Machine Learning Regression Algorithms Toolbox

 

Biophysical parameter mapping from optical remote sensing images always require an intermediate modeling step to transform spectral observations into useful estimates. This modeling step can be approached with either statistical, physical or hybrid methods. Here emphasis is put on statistical methods. Statistical methods can be categorized into either parametric or non-parametric approaches.

 

The here presented machine learning regression algorithms (MLRAs) assessment toolbox provides a suite of non-parametric techniques to enable semiautomatic mapping of surface biophysical variables.

Non-parametric models are adjusted to predict a variable of interest using a training dataset of input-output data pairs, which come from concurrent measurements of the parameter and the corresponding radiometric observation.

MLRAs have the potential to generate adaptive, robust relationships and, once trained, they are very fast to apply. Typically, MLRAs are able to cope with the strong nonlinearity of the functional dependence between the biophysical variable and the observed reflected radiance. They may therefore be powerful candidates for mapping applications.

 


Conceptual design of MLRA-based biophysical variable mapping.

 

The MLRA toolbox requires training data to train an advanced regression model (e.g. MLRA). Training data may originate from simulations, e.g. as generated by the optical radiative transfer models in ARTMO, or from field campaigns. This trained model can then be validated and applied to a remote sensing image to enable mapping.

 


ARTMO’s MLRA toolbox v.1.28.

The MLRA toolbox is based on the simple Regression toolbox, (simpleR) developed by Gustavo Camps-Valls.

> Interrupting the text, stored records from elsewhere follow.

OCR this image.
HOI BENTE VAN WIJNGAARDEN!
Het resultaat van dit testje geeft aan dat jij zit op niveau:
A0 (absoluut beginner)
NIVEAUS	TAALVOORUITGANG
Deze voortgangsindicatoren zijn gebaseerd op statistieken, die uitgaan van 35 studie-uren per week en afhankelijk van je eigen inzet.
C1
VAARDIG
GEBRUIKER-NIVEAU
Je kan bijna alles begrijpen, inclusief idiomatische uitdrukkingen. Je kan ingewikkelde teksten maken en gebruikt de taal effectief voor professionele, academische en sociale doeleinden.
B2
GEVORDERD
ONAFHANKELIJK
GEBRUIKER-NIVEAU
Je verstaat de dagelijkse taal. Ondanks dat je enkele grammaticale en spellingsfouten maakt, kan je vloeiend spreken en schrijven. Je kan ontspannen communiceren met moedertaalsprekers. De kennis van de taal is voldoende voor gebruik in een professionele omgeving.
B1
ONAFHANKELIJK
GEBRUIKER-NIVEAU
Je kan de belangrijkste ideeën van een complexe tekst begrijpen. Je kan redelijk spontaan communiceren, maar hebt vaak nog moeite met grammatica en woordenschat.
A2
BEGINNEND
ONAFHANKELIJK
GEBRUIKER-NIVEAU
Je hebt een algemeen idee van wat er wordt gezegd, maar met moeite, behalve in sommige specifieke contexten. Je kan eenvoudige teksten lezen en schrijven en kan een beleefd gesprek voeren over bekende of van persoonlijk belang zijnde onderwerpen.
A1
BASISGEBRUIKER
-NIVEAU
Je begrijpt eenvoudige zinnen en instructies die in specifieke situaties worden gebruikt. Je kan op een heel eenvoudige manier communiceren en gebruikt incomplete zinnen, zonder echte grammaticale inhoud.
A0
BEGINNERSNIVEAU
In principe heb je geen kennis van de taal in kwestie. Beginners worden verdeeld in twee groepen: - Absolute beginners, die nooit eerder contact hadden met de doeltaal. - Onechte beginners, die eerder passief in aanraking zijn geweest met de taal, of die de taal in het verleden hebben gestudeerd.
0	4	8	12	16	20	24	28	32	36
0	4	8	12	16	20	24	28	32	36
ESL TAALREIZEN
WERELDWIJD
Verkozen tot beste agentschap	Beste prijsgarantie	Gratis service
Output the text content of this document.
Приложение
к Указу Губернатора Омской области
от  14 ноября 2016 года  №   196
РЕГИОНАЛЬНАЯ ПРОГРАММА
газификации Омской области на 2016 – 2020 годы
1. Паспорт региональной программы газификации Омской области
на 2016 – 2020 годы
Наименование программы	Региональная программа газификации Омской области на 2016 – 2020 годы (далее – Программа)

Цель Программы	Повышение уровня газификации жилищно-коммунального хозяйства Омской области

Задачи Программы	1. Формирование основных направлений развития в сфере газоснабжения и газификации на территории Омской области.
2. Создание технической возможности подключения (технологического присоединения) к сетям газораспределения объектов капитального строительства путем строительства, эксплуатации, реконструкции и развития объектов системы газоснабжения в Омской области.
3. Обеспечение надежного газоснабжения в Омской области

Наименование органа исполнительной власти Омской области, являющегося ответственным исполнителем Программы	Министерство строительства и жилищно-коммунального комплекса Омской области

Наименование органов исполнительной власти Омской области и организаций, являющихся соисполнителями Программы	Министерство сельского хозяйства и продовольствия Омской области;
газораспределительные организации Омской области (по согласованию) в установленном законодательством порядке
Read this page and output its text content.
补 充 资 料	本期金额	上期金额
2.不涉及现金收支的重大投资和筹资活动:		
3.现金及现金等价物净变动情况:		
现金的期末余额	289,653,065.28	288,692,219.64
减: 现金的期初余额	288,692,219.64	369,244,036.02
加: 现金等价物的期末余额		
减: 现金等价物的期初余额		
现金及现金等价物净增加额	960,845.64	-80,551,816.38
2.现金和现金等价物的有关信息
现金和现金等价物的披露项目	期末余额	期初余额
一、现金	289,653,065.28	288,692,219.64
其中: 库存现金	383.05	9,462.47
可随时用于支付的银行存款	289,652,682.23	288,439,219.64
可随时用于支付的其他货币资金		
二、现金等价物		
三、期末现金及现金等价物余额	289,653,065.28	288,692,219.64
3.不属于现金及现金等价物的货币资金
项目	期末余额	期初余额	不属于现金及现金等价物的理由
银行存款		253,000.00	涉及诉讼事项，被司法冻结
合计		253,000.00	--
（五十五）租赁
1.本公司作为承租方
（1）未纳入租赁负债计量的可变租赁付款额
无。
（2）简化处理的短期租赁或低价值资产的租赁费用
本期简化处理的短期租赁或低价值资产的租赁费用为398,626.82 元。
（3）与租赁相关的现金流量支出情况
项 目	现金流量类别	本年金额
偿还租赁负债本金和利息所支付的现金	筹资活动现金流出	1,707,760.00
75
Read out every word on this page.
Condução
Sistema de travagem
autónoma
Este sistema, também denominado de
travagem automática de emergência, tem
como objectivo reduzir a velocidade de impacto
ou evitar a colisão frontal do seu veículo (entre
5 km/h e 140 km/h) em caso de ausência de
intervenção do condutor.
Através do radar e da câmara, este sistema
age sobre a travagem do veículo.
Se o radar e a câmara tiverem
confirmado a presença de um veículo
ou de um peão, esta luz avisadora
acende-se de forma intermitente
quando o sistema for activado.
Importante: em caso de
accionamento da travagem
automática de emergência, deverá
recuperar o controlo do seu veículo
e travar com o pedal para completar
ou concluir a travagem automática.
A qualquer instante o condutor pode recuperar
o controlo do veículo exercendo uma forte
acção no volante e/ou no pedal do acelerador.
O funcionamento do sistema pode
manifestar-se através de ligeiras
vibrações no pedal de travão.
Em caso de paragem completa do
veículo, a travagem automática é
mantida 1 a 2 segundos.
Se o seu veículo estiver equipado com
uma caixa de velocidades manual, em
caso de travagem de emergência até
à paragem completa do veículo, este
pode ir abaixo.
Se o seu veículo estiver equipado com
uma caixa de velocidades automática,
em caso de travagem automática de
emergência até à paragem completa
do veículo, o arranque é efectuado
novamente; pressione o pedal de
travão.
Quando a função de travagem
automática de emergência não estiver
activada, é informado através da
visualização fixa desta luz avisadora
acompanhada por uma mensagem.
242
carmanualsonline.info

SimpleR contains a set of functions in Matlab to illustrate the capabilities of the following statistical regression algorithms: 

 

  • Least squares linear regression
  • Partial least squares regression
  • Regularized least-squares regression
  • Principal components regression
  • Elastic Net regression
  • Adaptive Regression Splines
  • K-nearest neighbors regression
  • Weighted k-nearest neighbors regression
  • Regression tree
  • Regression tree (LS boosting)
  • Boosting trees
  • Bagging trees
  • Gradient Boosting/Boosted Trees
  • Random Forest (TreeBagger)
  • Canonical Correlation Forests
  • Extreme Learning Machine
  • Neural Network
  • Relevance vector Machine
  • Support Vector Regression - Matlab
  • Kernel ridge Regression
  • Kernel signal to noise ratio
  • Gaussian Processes Regression
  • Gaussian Processes Regression - Matlab
  • Gaussian Processes Regression
  • Sparse Spectrum Gaussian Process Regression
  • Warped Gaussian Processes regression
  • Twin Gaussian process

 In short, the MLRA toolbox enables:

  • To apply and evaluate multiple MLRAs according to customized training strategies, e.g. with different noise and train/validation partitioning.
  • To choose between either single-output or multi-output models.
  • Data can either come from radiative transfer models or from field measurements, or can be mixed.
  • If a land cover map is provided, then for each land cover class a distinct MLRA can be optimized.
  • When having validation data available then multiple MLRA strategies can be analyzed against the validation dataset by using goodness-of-fit statistics. Results are stored in a relational database.
  • The best performing strategy can be loaded and applied to an imagery, or a model can be directly developed and applied to an imagery, for mapping applications.
  • From v. 1.17 onwards an active learning module  and an automated band analysis tool (GPR-BAT) has been added.